Talk to your service provider before coming to Bermuda to ensure your cell phone will work while on the island. If you have a SIM card it is possible to purchase a new card locally and set up a prepaid account with a local provider. Prepaid Bermuda calling cards are available at BAMZ in denominations of $10 and $25. If you wish to make use of these, please bring cash for the required amount. Do not purchase calling cards in the US-they will not be accepted in Bermuda.
What should I bring with me?
- You will be issued two volunter shirts and are expected to wear them while at BAMZ. Navy blue shorts/trousers are recommended for work.

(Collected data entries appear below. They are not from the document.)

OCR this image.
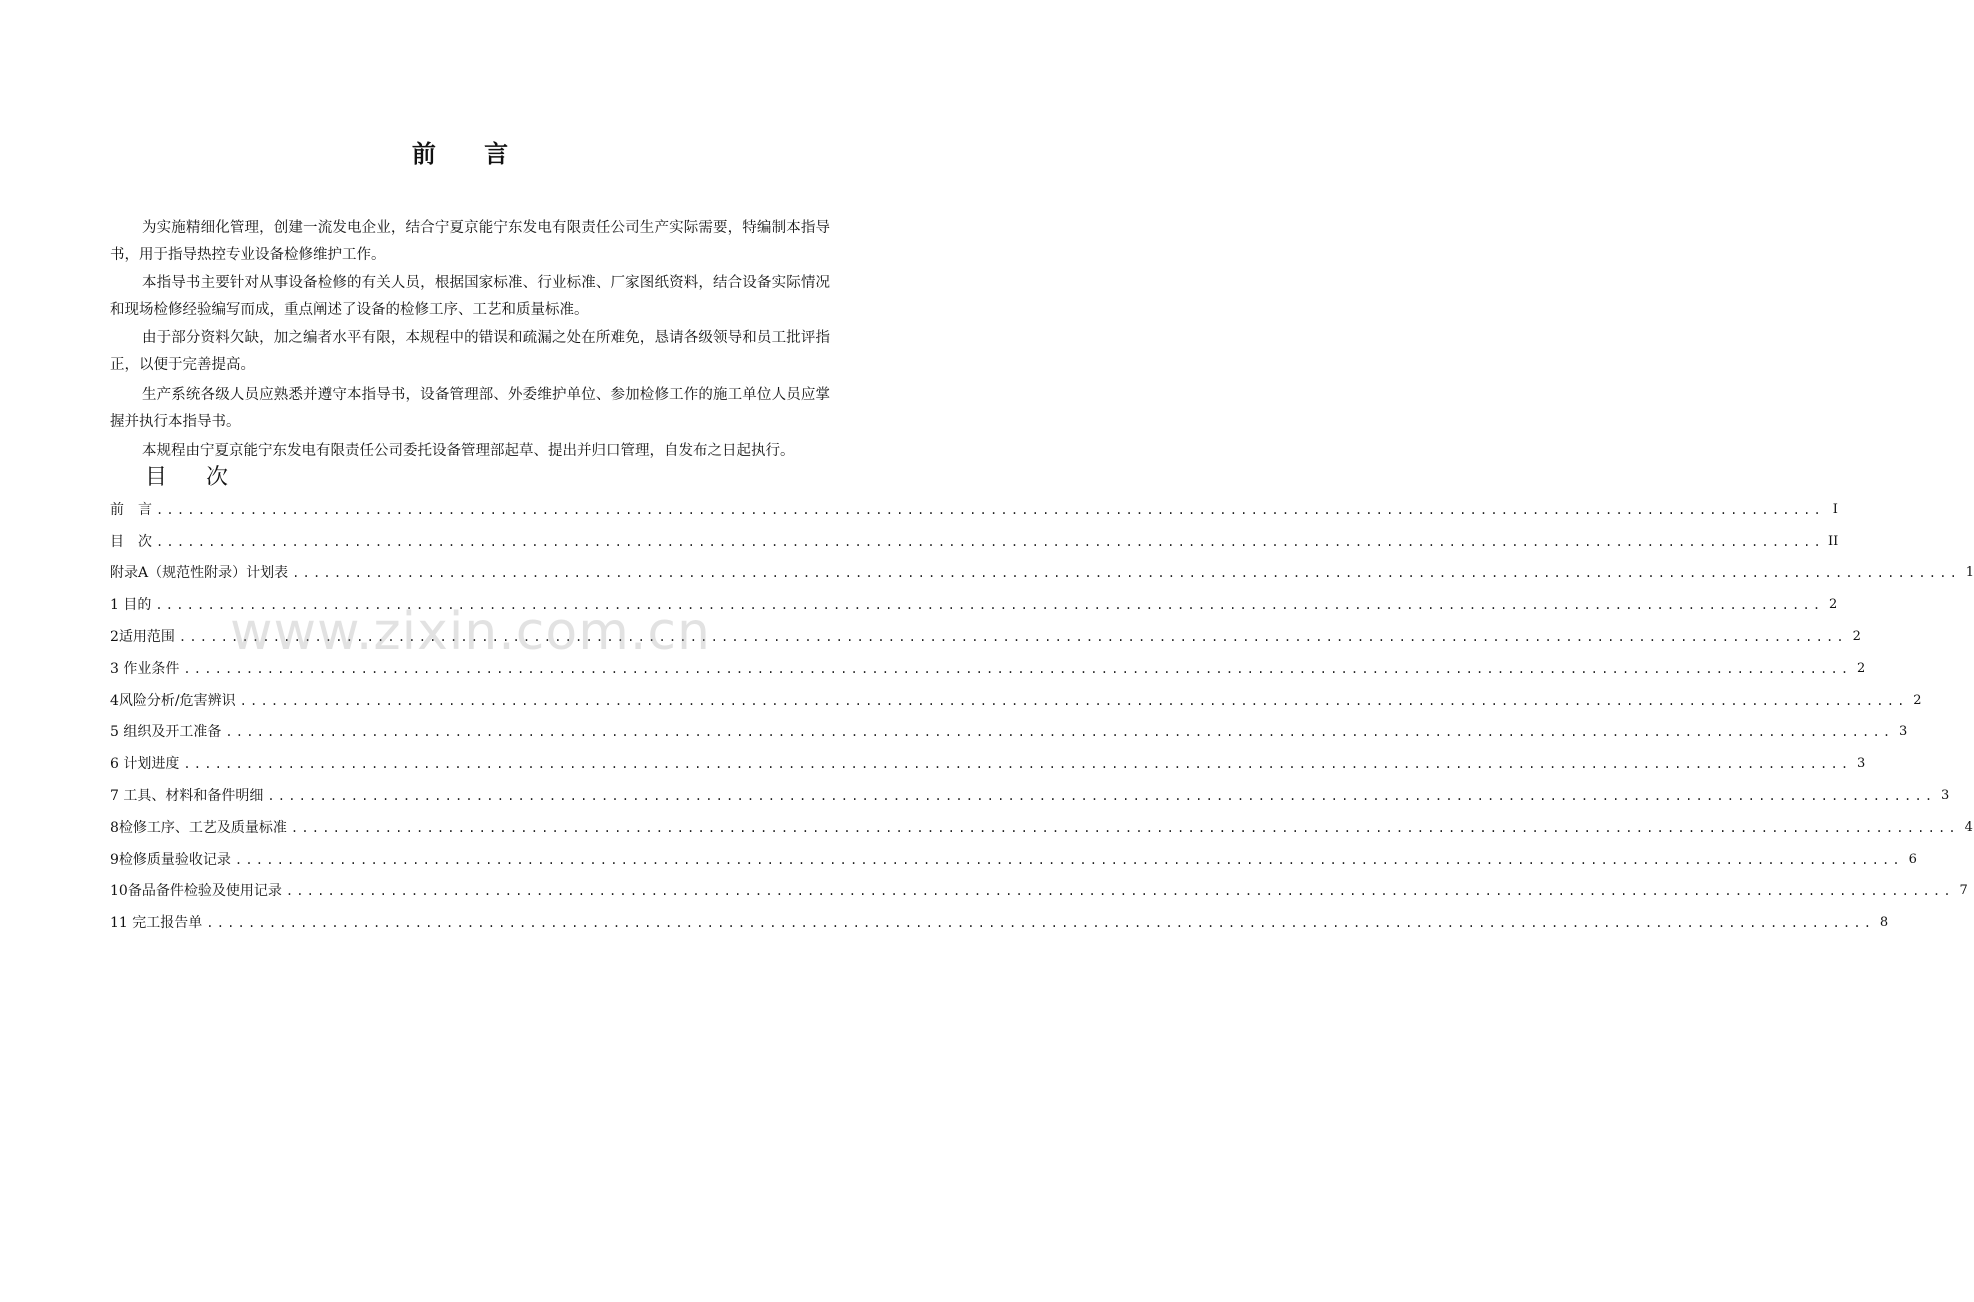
前 言

为实施精细化管理，创建一流发电企业，结合宁夏京能宁东发电有限责任公司生产实际需要，特编制本指导书，用于指导热控专业设备检修维护工作。

本指导书主要针对从事设备检修的有关人员，根据国家标准、行业标准、厂家图纸资料，结合设备实际情况和现场检修经验编写而成，重点阐述了设备的检修工序、工艺和质量标准。

由于部分资料欠缺，加之编者水平有限，本规程中的错误和疏漏之处在所难免，恳请各级领导和员工批评指正，以便于完善提高。

生产系统各级人员应熟悉并遵守本指导书，设备管理部、外委维护单位、参加检修工作的施工单位人员应掌握并执行本指导书。

本规程由宁夏京能宁东发电有限责任公司委托设备管理部起草、提出并归口管理，自发布之日起执行。

目 次
前　言 ................................................................................................................................................................ I
目　次 ................................................................................................................................................................ II
附录A（规范性附录）计划表 ................................................................................................................................................................ 1
1 目的 ................................................................................................................................................................ 2
2适用范围 ................................................................................................................................................................ 2
3 作业条件 ................................................................................................................................................................ 2
4风险分析/危害辨识 ................................................................................................................................................................ 2
5 组织及开工准备 ................................................................................................................................................................ 3
6 计划进度 ................................................................................................................................................................ 3
7 工具、材料和备件明细 ................................................................................................................................................................ 3
8检修工序、工艺及质量标准 ................................................................................................................................................................ 4
9检修质量验收记录 ................................................................................................................................................................ 6
10备品备件检验及使用记录 ................................................................................................................................................................ 7
11 完工报告单 ................................................................................................................................................................ 8
www.zixin.com.cn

- Covered shoes with non-skid soles, preferably water resistant
- Lightweight sweater or windbreaker
- Rain jacket or slicker - it does rain in Bermuda quite often.
- Swimsuits, beach towels, mask, snorkel, flippers, sunscreen, sunglasses, hat and cover-up
- If you intend to SCUBA dive, bring your own regulator, BCD and proof of certification. Underwater camera/dive light optional. A wetsuit is essential; a 5ml full length wetsuit is recommended for summer diving; 7ml for winter. Cloth collecting gloves.
- A lap top computer is recommended
- Notebook - You will need to keep a daily journal.
- Personal hygiene needs (toothpaste, shampoo, motion sickness patches, etc.)